I've created struct process info -

struct process_info {
__u32 pid; // Current process ID
__u32 ppid; // Parent process ID
__u32 gpid; // Grandparent process ID
char comm[TASK_COMM_LEN]; // Command name of the process
char p_comm[TASK_COMM_LEN]; // Command name of the parent process
char gp_comm[TASK_COMM_LEN]; // Command name of the grandparent process
};

I am passing the struct from dumpcap in wireshark and have modified the pcapng_write_enhanced_packet_block to include the struct.

Further I add the option for the struct and pass it off along with the enhanced packet block.

Then parse the option in pcapng and store it against the modified wtap_rec struct that includes the process_info struct.

How should I go about getting this implemented?

Thanks

[guyharris]

By the way, if more than one process has a file descriptor/Windows HANDLE/whatever for a given socket, all of those processes should be associated with a packet that arrives on the socket - network packets aren't sent to processes, they're sent to endpoints.

[prakharPant]

Do you mean through fork(). So we should have a linked list till as long as we can find parent processes pids? Unrelated processes can't have the same fd, right?

Yeah I agree. The idea of associating all the processes, instead of just 3, with the packet sounds really good to me, maybe in the form of a linked list with a parent parameter that links to another process (if applicable) and so on.

[guyharris]

Do you mean through fork().

On UN*Xes, that's the main way by which more than one process can share a file descriptor such as a descriptor for a socket. On some UN*Xes, a file descriptor can also be passed to another process over a UNIX-domain socket, and there's a call in Windows that can be used to pass a HANDLE to another process.

So we should have a linked list till as long as we can find parent processes pids?

If a program or library is keeping track of which sockets belong to which processes, each socket would need some aggregate data structure holding a collection of processes, yes.

Unrelated processes can't have the same fd, right?
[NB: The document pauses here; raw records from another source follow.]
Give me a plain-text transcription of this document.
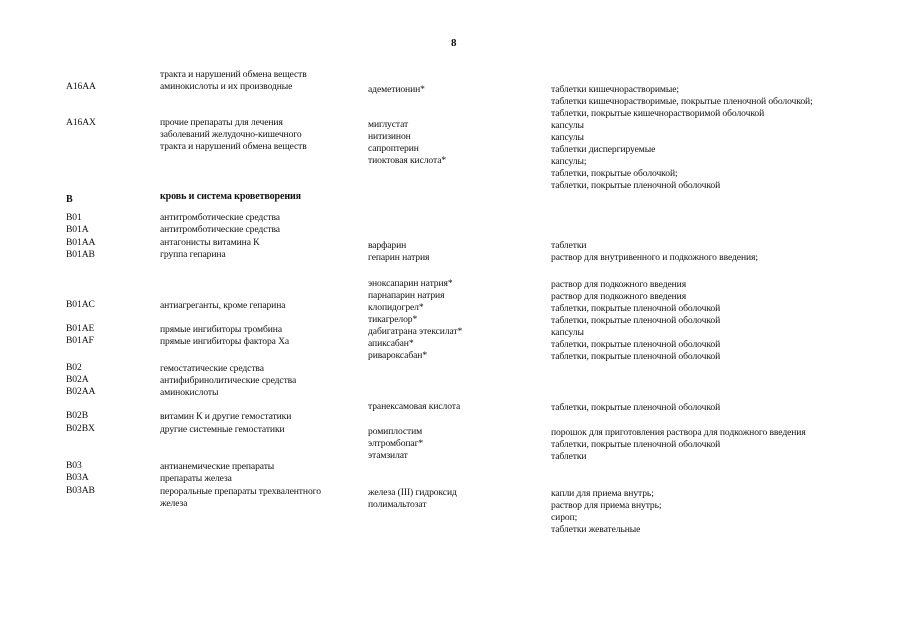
8
тракта и нарушений обмена веществ
A16AA	аминокислоты и их производные	адеметионин*	таблетки кишечнорастворимые;
таблетки кишечнорастворимые, покрытые пленочной оболочкой;
таблетки, покрытые кишечнорастворимой оболочкой
A16AX	прочие препараты для лечения	миглустат	капсулы
заболеваний желудочно-кишечного	нитизинон	капсулы
тракта и нарушений обмена веществ	сапроптерин	таблетки диспергируемые
тиоктовая кислота*	капсулы;
таблетки, покрытые оболочкой;
таблетки, покрытые пленочной оболочкой
B	кровь и система кроветворения
B01	антитромботические средства
B01A	антитромботические средства
B01AA	антагонисты витамина К	варфарин	таблетки
B01AB	группа гепарина	гепарин натрия	раствор для внутривенного и подкожного введения;
эноксапарин натрия*	раствор для подкожного введения
парнапарин натрия	раствор для подкожного введения
B01AC	антиагреганты, кроме гепарина	клопидогрел*	таблетки, покрытые пленочной оболочкой
тикагрелор*	таблетки, покрытые пленочной оболочкой
B01AE	прямые ингибиторы тромбина	дабигатрана этексилат*	капсулы
B01AF	прямые ингибиторы фактора Ха	апиксабан*	таблетки, покрытые пленочной оболочкой
ривароксабан*	таблетки, покрытые пленочной оболочкой
B02	гемостатические средства
B02A	антифибринолитические средства
B02AA	аминокислоты
транексамовая кислота	таблетки, покрытые пленочной оболочкой
B02B	витамин К и другие гемостатики
B02BX	другие системные гемостатики	ромиплостим	порошок для приготовления раствора для подкожного введения
элтромбопаг*	таблетки, покрытые пленочной оболочкой
этамзилат	таблетки
B03	антианемические препараты
B03A	препараты железа
B03AB	пероральные препараты трехвалентного	железа (III) гидроксид	капли для приема внутрь;
железа	полимальтозат	раствор для приема внутрь;
сироп;
таблетки жевательные
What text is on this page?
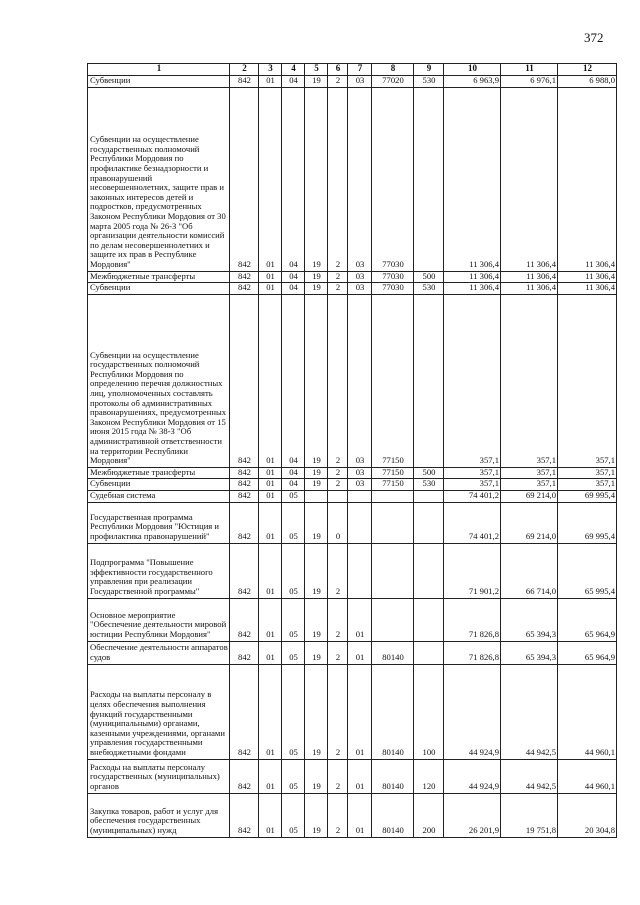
372
1	2	3	4	5	6	7	8	9	10	11	12
Субвенции	842	01	04	19	2	03	77020	530	6 963,9	6 976,1	6 988,0
Субвенции на осуществление государственных полномочий Республики Мордовия по профилактике безнадзорности и правонарушений несовершеннолетних, защите прав и законных интересов детей и подростков, предусмотренных Законом Республики Мордовия от 30 марта 2005 года № 26-З "Об организации деятельности комиссий по делам несовершеннолетних и защите их прав в Республике Мордовия"	842	01	04	19	2	03	77030		11 306,4	11 306,4	11 306,4
Межбюджетные трансферты	842	01	04	19	2	03	77030	500	11 306,4	11 306,4	11 306,4
Субвенции	842	01	04	19	2	03	77030	530	11 306,4	11 306,4	11 306,4
Субвенции на осуществление государственных полномочий Республики Мордовия по определению перечня должностных лиц, уполномоченных составлять протоколы об административных правонарушениях, предусмотренных Законом Республики Мордовия от 15 июня 2015 года № 38-З "Об административной ответственности на территории Республики Мордовия"	842	01	04	19	2	03	77150		357,1	357,1	357,1
Межбюджетные трансферты	842	01	04	19	2	03	77150	500	357,1	357,1	357,1
Субвенции	842	01	04	19	2	03	77150	530	357,1	357,1	357,1
Судебная система	842	01	05						74 401,2	69 214,0	69 995,4
Государственная программа Республики Мордовия "Юстиция и профилактика правонарушений"	842	01	05	19	0				74 401,2	69 214,0	69 995,4
Подпрограмма "Повышение эффективности государственного управления при реализации Государственной программы"	842	01	05	19	2				71 901,2	66 714,0	65 995,4
Основное мероприятие "Обеспечение деятельности мировой юстиции Республики Мордовия"	842	01	05	19	2	01			71 826,8	65 394,3	65 964,9
Обеспечение деятельности аппаратов судов	842	01	05	19	2	01	80140		71 826,8	65 394,3	65 964,9
Расходы на выплаты персоналу в целях обеспечения выполнения функций государственными (муниципальными) органами, казенными учреждениями, органами управления государственными внебюджетными фондами	842	01	05	19	2	01	80140	100	44 924,9	44 942,5	44 960,1
Расходы на выплаты персоналу государственных (муниципальных) органов	842	01	05	19	2	01	80140	120	44 924,9	44 942,5	44 960,1
Закупка товаров, работ и услуг для обеспечения государственных (муниципальных) нужд	842	01	05	19	2	01	80140	200	26 201,9	19 751,8	20 304,8
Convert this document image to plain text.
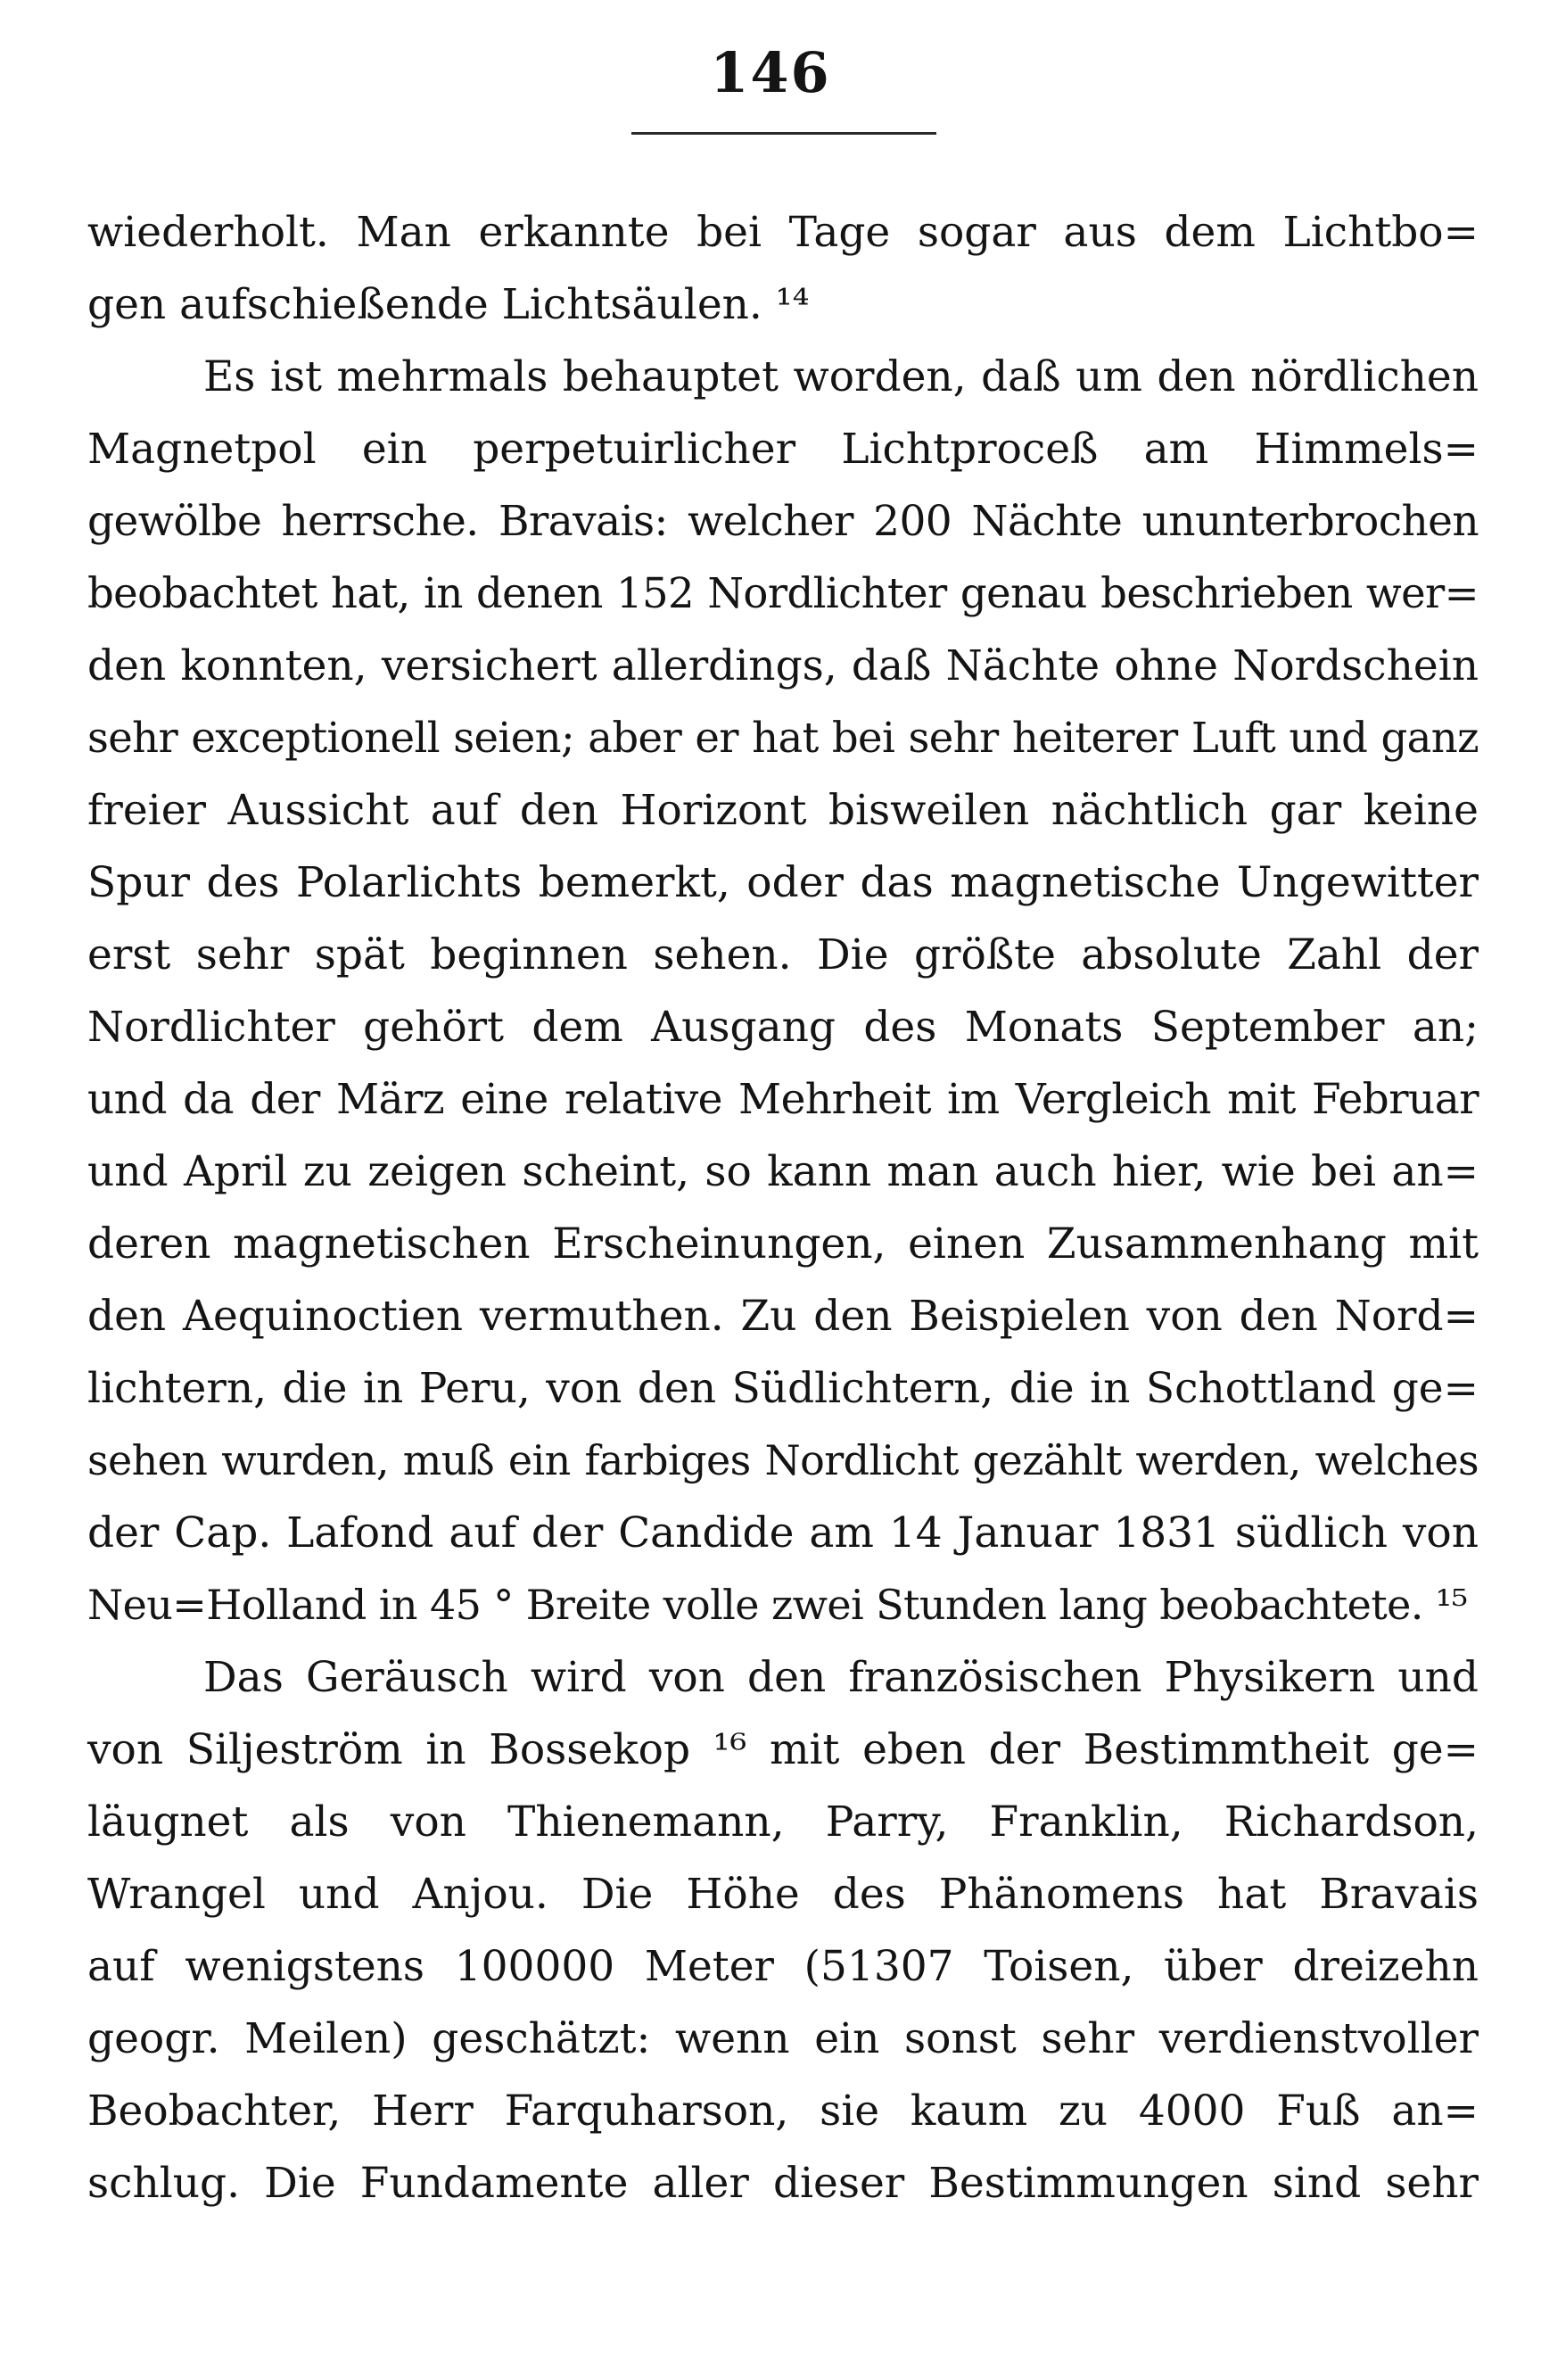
146
wiederholt. Man erkannte bei Tage sogar aus dem Lichtbo=
gen aufschießende Lichtsäulen. ¹⁴
Es ist mehrmals behauptet worden, daß um den nördlichen
Magnetpol ein perpetuirlicher Lichtproceß am Himmels=
gewölbe herrsche. Bravais: welcher 200 Nächte ununterbrochen
beobachtet hat, in denen 152 Nordlichter genau beschrieben wer=
den konnten, versichert allerdings, daß Nächte ohne Nordschein
sehr exceptionell seien; aber er hat bei sehr heiterer Luft und ganz
freier Aussicht auf den Horizont bisweilen nächtlich gar keine
Spur des Polarlichts bemerkt, oder das magnetische Ungewitter
erst sehr spät beginnen sehen. Die größte absolute Zahl der
Nordlichter gehört dem Ausgang des Monats September an;
und da der März eine relative Mehrheit im Vergleich mit Februar
und April zu zeigen scheint, so kann man auch hier, wie bei an=
deren magnetischen Erscheinungen, einen Zusammenhang mit
den Aequinoctien vermuthen. Zu den Beispielen von den Nord=
lichtern, die in Peru, von den Südlichtern, die in Schottland ge=
sehen wurden, muß ein farbiges Nordlicht gezählt werden, welches
der Cap. Lafond auf der Candide am 14 Januar 1831 südlich von
Neu=Holland in 45 ° Breite volle zwei Stunden lang beobachtete. ¹⁵
Das Geräusch wird von den französischen Physikern und
von Siljeström in Bossekop ¹⁶ mit eben der Bestimmtheit ge=
läugnet als von Thienemann, Parry, Franklin, Richardson,
Wrangel und Anjou. Die Höhe des Phänomens hat Bravais
auf wenigstens 100000 Meter (51307 Toisen, über dreizehn
geogr. Meilen) geschätzt: wenn ein sonst sehr verdienstvoller
Beobachter, Herr Farquharson, sie kaum zu 4000 Fuß an=
schlug. Die Fundamente aller dieser Bestimmungen sind sehr
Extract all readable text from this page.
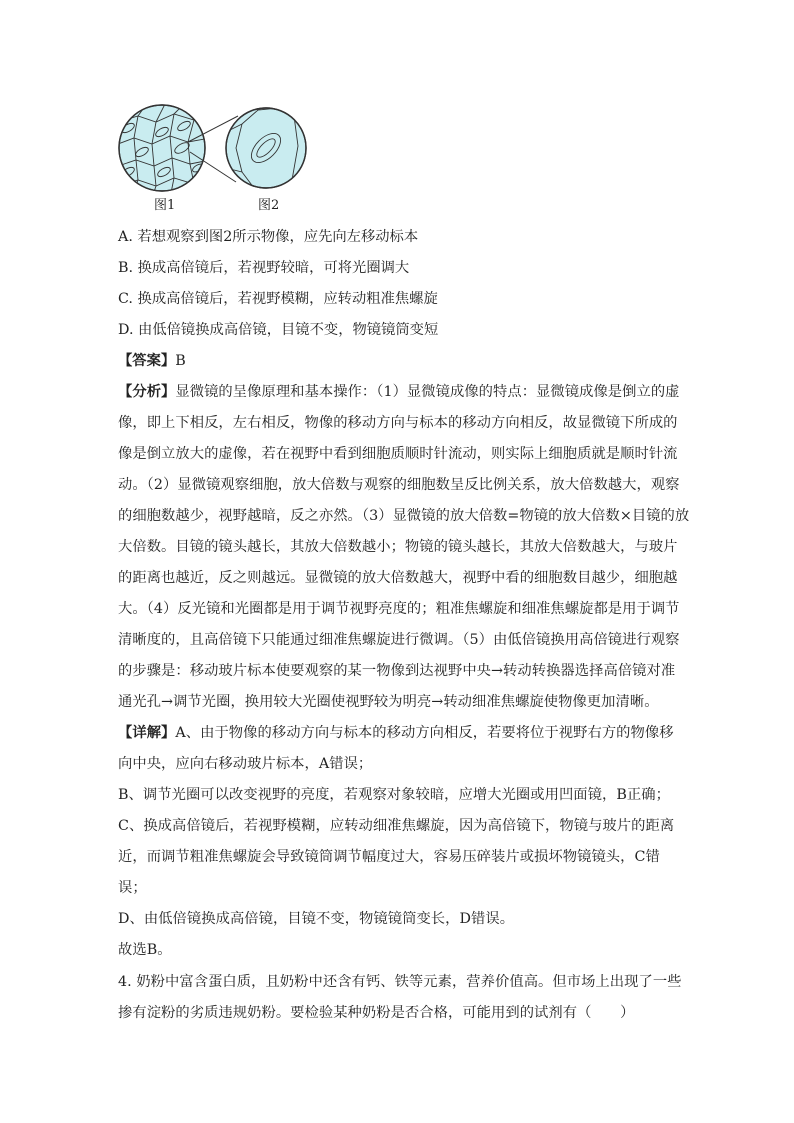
图1	图2
A. 若想观察到图2所示物像，应先向左移动标本
B. 换成高倍镜后，若视野较暗，可将光圈调大
C. 换成高倍镜后，若视野模糊，应转动粗准焦螺旋
D. 由低倍镜换成高倍镜，目镜不变，物镜镜筒变短
【答案】B
【分析】显微镜的呈像原理和基本操作：（1）显微镜成像的特点：显微镜成像是倒立的虚
像，即上下相反，左右相反，物像的移动方向与标本的移动方向相反，故显微镜下所成的
像是倒立放大的虚像，若在视野中看到细胞质顺时针流动，则实际上细胞质就是顺时针流
动。（2）显微镜观察细胞，放大倍数与观察的细胞数呈反比例关系，放大倍数越大，观察
的细胞数越少，视野越暗，反之亦然。（3）显微镜的放大倍数=物镜的放大倍数×目镜的放
大倍数。目镜的镜头越长，其放大倍数越小；物镜的镜头越长，其放大倍数越大，与玻片
的距离也越近，反之则越远。显微镜的放大倍数越大，视野中看的细胞数目越少，细胞越
大。（4）反光镜和光圈都是用于调节视野亮度的；粗准焦螺旋和细准焦螺旋都是用于调节
清晰度的，且高倍镜下只能通过细准焦螺旋进行微调。（5）由低倍镜换用高倍镜进行观察
的步骤是：移动玻片标本使要观察的某一物像到达视野中央→转动转换器选择高倍镜对准
通光孔→调节光圈，换用较大光圈使视野较为明亮→转动细准焦螺旋使物像更加清晰。
【详解】A、由于物像的移动方向与标本的移动方向相反，若要将位于视野右方的物像移
向中央，应向右移动玻片标本，A错误；
B、调节光圈可以改变视野的亮度，若观察对象较暗，应增大光圈或用凹面镜，B正确；
C、换成高倍镜后，若视野模糊，应转动细准焦螺旋，因为高倍镜下，物镜与玻片的距离
近，而调节粗准焦螺旋会导致镜筒调节幅度过大，容易压碎装片或损坏物镜镜头，C错
误；
D、由低倍镜换成高倍镜，目镜不变，物镜镜筒变长，D错误。
故选B。
4. 奶粉中富含蛋白质，且奶粉中还含有钙、铁等元素，营养价值高。但市场上出现了一些
掺有淀粉的劣质违规奶粉。要检验某种奶粉是否合格，可能用到的试剂有（　　）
As noted above, yes, they can, both on some UN*Xes. On Windows, the same may be the case, with HANDLE rather than FD; at least on NT, I'm guessing that, below Winsock, there's a HANDLE for every socket, but that could be wrong.

(Also, OSes other than UN*Xes and Windows could produce pcapng files, or even just have rpcap servers to provide a sequence of packets, so changes to pcapng for this should at least try to allow using it with various non-UN*X, mainframe OSes, IBM i, OpenVMS, and various Internet of Things OSes, for example. That may just mean using a pcapng block of some sort to contain information about a process, with information about the process recorded as options, so that various bits of information can be recorded if, and only if, it can be obtained about the process for that OS.)

[kayoub5]

The processes could be unrelated, this is allowed using the SO_REUSEPORT socket option.

see https://stackoverflow.com/a/68837302/1438522

[prakharPant]

Yeah unrelated processes can share the same fd. My merge request is such that it only associates the processes that called the tcp/udp send/recv msg kernel function on linux.

i.e. it associates the packet to the process that sent the packet and it's parent and grandparent and not another one that may share the same file handle / socket.

However a process could spawn a child which could then detach from the process by changing it's process group and then send and receive packets on the original process' behalf, which would then not be recorded.

Although I think it may be rare. Still we should associate all processes to the packet that was sent through a socket.